The plan by the European Commission aims to fundamentally change how agricultural subsidies are handed out - and to give farmers more flexibility on what crops and how much they can grow.

In presenting what she called the "health check" in Strasbourg, France, Tuesday, European agricultural commissioner Mariann Fischer Boel said it aims to modernize and streamline agriculture in the 27-member European Union and give farmers greater freedom.

"When we started preparing our health check we were in a completely different time, but recently we have seen prices going up, we have seen new challenges coming up -- energy, climate change," she said. "So I think we are very timely with our new proposal that meets exactly the new requirements of the public."

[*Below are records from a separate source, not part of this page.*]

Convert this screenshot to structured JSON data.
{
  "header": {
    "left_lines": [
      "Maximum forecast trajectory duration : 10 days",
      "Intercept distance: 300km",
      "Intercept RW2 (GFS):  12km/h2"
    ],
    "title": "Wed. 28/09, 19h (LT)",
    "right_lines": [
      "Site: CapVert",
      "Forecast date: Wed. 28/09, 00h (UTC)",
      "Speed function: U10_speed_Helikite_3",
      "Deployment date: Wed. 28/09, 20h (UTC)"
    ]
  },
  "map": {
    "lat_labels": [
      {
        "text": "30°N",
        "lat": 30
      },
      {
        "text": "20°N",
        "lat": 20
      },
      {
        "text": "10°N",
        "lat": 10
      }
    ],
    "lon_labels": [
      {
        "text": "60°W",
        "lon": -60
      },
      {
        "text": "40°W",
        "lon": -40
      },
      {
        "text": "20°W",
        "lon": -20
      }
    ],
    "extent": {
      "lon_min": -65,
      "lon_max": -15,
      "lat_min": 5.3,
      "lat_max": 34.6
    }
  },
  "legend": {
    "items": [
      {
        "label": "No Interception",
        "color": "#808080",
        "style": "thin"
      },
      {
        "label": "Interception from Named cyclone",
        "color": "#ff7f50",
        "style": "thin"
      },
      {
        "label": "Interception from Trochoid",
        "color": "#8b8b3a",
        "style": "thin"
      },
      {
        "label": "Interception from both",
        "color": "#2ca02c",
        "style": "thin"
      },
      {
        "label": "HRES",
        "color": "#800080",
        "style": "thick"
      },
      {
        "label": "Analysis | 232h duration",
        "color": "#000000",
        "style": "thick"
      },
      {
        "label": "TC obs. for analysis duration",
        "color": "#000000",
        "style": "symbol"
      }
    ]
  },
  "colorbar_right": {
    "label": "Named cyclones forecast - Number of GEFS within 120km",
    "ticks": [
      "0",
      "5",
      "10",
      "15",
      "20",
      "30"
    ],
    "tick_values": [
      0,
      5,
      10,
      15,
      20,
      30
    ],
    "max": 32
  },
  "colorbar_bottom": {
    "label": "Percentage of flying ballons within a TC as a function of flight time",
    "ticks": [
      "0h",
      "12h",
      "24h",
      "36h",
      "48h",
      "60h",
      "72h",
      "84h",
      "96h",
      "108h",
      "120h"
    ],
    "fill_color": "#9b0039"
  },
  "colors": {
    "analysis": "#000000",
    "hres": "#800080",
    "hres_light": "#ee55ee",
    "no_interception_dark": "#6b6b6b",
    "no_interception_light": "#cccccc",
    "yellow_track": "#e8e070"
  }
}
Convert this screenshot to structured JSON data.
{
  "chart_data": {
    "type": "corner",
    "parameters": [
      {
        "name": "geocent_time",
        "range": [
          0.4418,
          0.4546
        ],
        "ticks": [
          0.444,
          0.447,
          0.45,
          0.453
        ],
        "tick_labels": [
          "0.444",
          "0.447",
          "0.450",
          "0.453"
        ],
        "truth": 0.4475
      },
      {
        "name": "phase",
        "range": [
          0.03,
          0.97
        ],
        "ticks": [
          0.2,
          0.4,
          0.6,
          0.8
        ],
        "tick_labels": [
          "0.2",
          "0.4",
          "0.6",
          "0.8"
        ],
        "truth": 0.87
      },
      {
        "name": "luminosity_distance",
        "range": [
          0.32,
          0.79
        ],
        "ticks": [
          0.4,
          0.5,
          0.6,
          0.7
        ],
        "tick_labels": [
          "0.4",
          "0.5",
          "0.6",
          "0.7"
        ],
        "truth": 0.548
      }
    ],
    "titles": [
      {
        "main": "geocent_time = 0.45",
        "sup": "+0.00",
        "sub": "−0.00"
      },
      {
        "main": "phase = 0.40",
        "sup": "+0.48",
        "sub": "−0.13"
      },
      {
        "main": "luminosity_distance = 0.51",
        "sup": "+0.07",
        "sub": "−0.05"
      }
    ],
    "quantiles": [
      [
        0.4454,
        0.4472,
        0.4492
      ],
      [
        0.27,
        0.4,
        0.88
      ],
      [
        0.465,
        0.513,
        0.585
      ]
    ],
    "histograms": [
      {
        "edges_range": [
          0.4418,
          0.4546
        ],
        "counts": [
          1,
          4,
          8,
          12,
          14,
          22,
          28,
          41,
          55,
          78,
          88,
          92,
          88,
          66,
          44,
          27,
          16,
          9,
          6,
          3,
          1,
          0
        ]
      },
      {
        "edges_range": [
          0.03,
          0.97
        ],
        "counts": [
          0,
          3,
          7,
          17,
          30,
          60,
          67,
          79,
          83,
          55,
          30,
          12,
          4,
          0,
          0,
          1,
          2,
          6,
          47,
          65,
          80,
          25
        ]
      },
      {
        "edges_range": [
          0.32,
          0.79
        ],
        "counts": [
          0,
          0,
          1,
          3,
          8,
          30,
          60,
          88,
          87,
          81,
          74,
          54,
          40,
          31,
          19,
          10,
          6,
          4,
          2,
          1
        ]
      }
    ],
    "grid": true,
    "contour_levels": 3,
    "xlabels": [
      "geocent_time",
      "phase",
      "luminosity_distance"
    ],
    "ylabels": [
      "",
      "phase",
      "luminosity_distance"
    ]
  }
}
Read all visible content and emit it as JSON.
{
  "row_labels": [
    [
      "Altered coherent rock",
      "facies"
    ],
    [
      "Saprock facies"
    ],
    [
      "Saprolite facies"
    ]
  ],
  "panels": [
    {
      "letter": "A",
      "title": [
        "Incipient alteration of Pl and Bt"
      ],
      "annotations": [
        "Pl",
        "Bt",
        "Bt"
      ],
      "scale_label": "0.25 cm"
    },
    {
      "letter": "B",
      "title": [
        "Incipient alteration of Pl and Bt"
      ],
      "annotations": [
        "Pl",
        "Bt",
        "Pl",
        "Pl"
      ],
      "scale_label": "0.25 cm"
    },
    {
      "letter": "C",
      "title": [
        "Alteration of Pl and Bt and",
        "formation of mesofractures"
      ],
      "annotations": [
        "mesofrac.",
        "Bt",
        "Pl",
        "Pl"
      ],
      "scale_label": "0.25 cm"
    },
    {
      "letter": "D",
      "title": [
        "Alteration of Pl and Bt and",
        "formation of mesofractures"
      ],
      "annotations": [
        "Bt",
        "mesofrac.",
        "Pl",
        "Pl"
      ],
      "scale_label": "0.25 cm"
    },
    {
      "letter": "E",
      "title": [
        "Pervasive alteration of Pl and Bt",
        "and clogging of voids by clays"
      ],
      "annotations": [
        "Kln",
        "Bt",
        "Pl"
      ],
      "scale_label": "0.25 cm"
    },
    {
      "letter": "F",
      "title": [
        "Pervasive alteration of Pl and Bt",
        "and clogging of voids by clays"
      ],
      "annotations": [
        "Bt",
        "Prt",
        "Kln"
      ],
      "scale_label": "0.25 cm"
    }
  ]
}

Among other proposals, the EU plan would reduce subsidies for larger European farms in favor of underwriting smaller rural development projects. It would also move away from traditional subsidies and production quotas - and eventually scrap a practice of making farmers set aside 10 percent of their land due to overproduction.

In order to pass, the plan needs the approval of all EU member nations along with the European Parliament. On Monday, EU agriculture ministers meeting in Brussels agreed Europe needs to increase its food production, but that does not mean the new reforms will be adopted.

A number of agricultural ministers oppose dismantling the current system of EU farm subsidies and regulation, which particularly favors countries with large agricultural sectors, such as Germany and France.

The proposals coincide with a new study by the European Commission looking into reasons for the recent world food price rises. Among other factors, the report blamed high energy costs, increasing demand for biofuels, slowing growth in cereal yields and poor harvests in key countries producing and exporting cereals for the price increases.